Krankenschwester wurde das Bethli von damals nicht, aber mit der Heirat von Hans Bucher Mutter zweier Söhne. Als Betagtenbetreuerin kam sie ihrem ursprünglichen Berufswunsch später jedoch noch sehr nahe, und mit 48 Jahren absolvierte sie erfolgreich die entsprechende Ausbildung. Die Arbeit im Boswiler Altersheim Solino gefiel ihr sehr gut. «Es kommt von den alten Leuten mit ihrer grossen Lebenserfahrung viel zurück», erklärt sie die Freude an dieser Tätigkeit.

Blick auf alte Häuser und schöne Gärten

Das Elternhaus in Geltwil ist verkauft. Hin und wieder zieht es Elisabeth Bucher trotzdem wieder ins heutige Steuerparadies. Dann steigt sie auf ihr E-Bike und radelt durch die Gemeinde – und noch viel weiter. «3000 bis 4000 Kilometer pro Jahr mit dem Velo kommen schon zusammen», teilt sie eine Leidenschaft mit ihrem Mann, der es auf 10 000 Kilometer pro Jahr auf seinen Fahrrädern bringt, ohne elektrische Unterstützung, wohlverstanden.
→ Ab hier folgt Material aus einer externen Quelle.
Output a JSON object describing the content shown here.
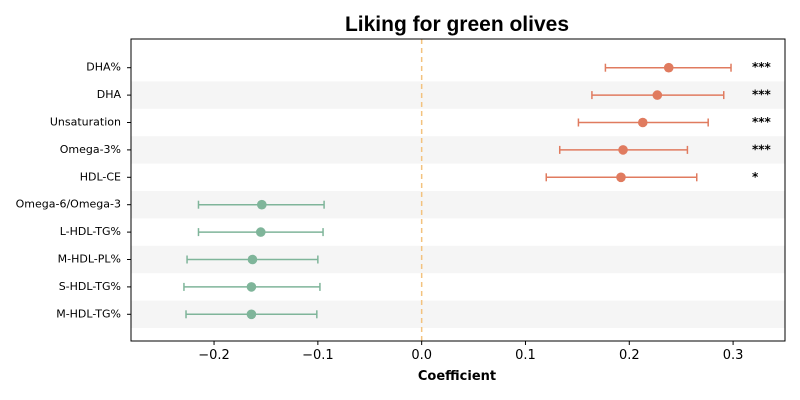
{
  "chart_data": {
    "type": "forest",
    "title": "Liking for green olives",
    "xlabel": "Coefficient",
    "ylabel": "",
    "xlim": [
      -0.28,
      0.35
    ],
    "x_ticks": [
      -0.2,
      -0.1,
      0.0,
      0.1,
      0.2,
      0.3
    ],
    "x_tick_labels": [
      "−0.2",
      "−0.1",
      "0.0",
      "0.1",
      "0.2",
      "0.3"
    ],
    "reference_line": 0.0,
    "grid": false,
    "row_banding": true,
    "colors": {
      "positive": "#e07b5f",
      "negative": "#7fb59a",
      "reference_line": "#f3c27e",
      "band": "#f5f5f5"
    },
    "rows": [
      {
        "label": "DHA%",
        "estimate": 0.238,
        "ci_low": 0.177,
        "ci_high": 0.298,
        "sig": "***"
      },
      {
        "label": "DHA",
        "estimate": 0.227,
        "ci_low": 0.164,
        "ci_high": 0.291,
        "sig": "***"
      },
      {
        "label": "Unsaturation",
        "estimate": 0.213,
        "ci_low": 0.151,
        "ci_high": 0.276,
        "sig": "***"
      },
      {
        "label": "Omega-3%",
        "estimate": 0.194,
        "ci_low": 0.133,
        "ci_high": 0.256,
        "sig": "***"
      },
      {
        "label": "HDL-CE",
        "estimate": 0.192,
        "ci_low": 0.12,
        "ci_high": 0.265,
        "sig": "*"
      },
      {
        "label": "Omega-6/Omega-3",
        "estimate": -0.154,
        "ci_low": -0.215,
        "ci_high": -0.094,
        "sig": ""
      },
      {
        "label": "L-HDL-TG%",
        "estimate": -0.155,
        "ci_low": -0.215,
        "ci_high": -0.095,
        "sig": ""
      },
      {
        "label": "M-HDL-PL%",
        "estimate": -0.163,
        "ci_low": -0.226,
        "ci_high": -0.1,
        "sig": ""
      },
      {
        "label": "S-HDL-TG%",
        "estimate": -0.164,
        "ci_low": -0.229,
        "ci_high": -0.098,
        "sig": ""
      },
      {
        "label": "M-HDL-TG%",
        "estimate": -0.164,
        "ci_low": -0.227,
        "ci_high": -0.101,
        "sig": ""
      }
    ]
  }
}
Das Velo bringt die beiden durch den ganzen Kanton und darüber hinaus.

«Besonders gerne schaue ich mir alte Häuser an und blicke in bunte Gärten», sagt Elisabeth Bucher. Möglich, dass dabei eine frühkindliche Prägung zum Vorschein tritt: Sie wuchs in einem wunderschönen Bauernhaus auf, und ihre Mutter pflegte den vielleicht schönsten Garten in der Gemeinde.